Dengar, sepertinya kakak harus mengerti satu hal. Ini masalah yang sama dengan di sekolah yah. Satu
hal yang perlu kakak tahu, mau pindah ke sekolah manapun, hal ini tidak bisa dihindari. Sudah pasti
kakak akan bertemu dengan kawan-kawan yang suka usil, suka mengejek tapi ada juga yang mau
berteman dengan kakak apapun kondisi kakak. Yang harus kakak lakukan adalah menerima diri kakak apa
adanya, bahwa secara fisik kakak berbeda dengan kawan-kawan yang lain. Tapi bersyukurlah, karena
anggota tubuh kakak lengkap, dan Tuhan menciptakan kakak dengan sempurna. Jadi, tidak peduli apa
kata orang-orang, apa kata teman-teman, yang terpenting ingatlah untuk selalu melakukan hal yang
benar dan tidak merugikan orang lain, setuju?

Aku lalu memberikannya pelukan, menepuk punggungnya, Ayo ambil alkitab, panggil adikmu, mama
antar kalian.

Ada mendung kelabu menggores kecerahan hatiku di hari Minggu itu, bahwa bully verbal bisa terjadi di
mana saja, bahkan ada di tempat dimana dengan bersekutu kau bisa bertemu Tuhan. Aku lalu berharap
kalimat-kalimat yang selalu aku katakan kepadanya bisa terus ia ingat dimanapun ia berada.

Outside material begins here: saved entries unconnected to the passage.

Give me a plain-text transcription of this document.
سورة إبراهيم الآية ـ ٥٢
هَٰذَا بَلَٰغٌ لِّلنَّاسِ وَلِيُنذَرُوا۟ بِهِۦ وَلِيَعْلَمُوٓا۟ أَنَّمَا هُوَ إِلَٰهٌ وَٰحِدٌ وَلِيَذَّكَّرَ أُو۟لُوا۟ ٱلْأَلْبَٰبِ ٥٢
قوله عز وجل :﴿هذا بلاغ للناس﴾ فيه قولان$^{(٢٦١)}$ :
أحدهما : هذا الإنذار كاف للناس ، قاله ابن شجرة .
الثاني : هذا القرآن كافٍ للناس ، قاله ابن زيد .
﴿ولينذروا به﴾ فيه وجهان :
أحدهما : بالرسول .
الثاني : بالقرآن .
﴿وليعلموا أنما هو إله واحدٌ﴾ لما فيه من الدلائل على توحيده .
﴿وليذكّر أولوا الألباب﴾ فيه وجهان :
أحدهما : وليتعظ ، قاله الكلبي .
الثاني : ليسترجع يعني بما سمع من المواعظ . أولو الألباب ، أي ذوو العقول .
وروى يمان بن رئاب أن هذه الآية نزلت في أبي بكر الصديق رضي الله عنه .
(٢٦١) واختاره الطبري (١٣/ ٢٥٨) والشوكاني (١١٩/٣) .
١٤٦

Akhir dari tulisan ini aku ingin mengajak kita semua terlebih yang berperan sebagai orang tua untuk stop
berverbal bully di rumah. Panggil anak-anak dengan namanya, jangan mencemooh dan menghina orang
lain di depan anak-anak dan kurangi menonton sinetron. Karena saya percaya bahwa kebiasaan untuk
menghina orang lain selalu berawal dari rumah, dan didukung dengan tontonan sinetron yang entah
apakah sudah berubah mendidik atau masih sama seperti dulu-dulu, selalu dengan adegan-adegan yang
tak masuk akal dan mempertontonkan kisah-kisah bully.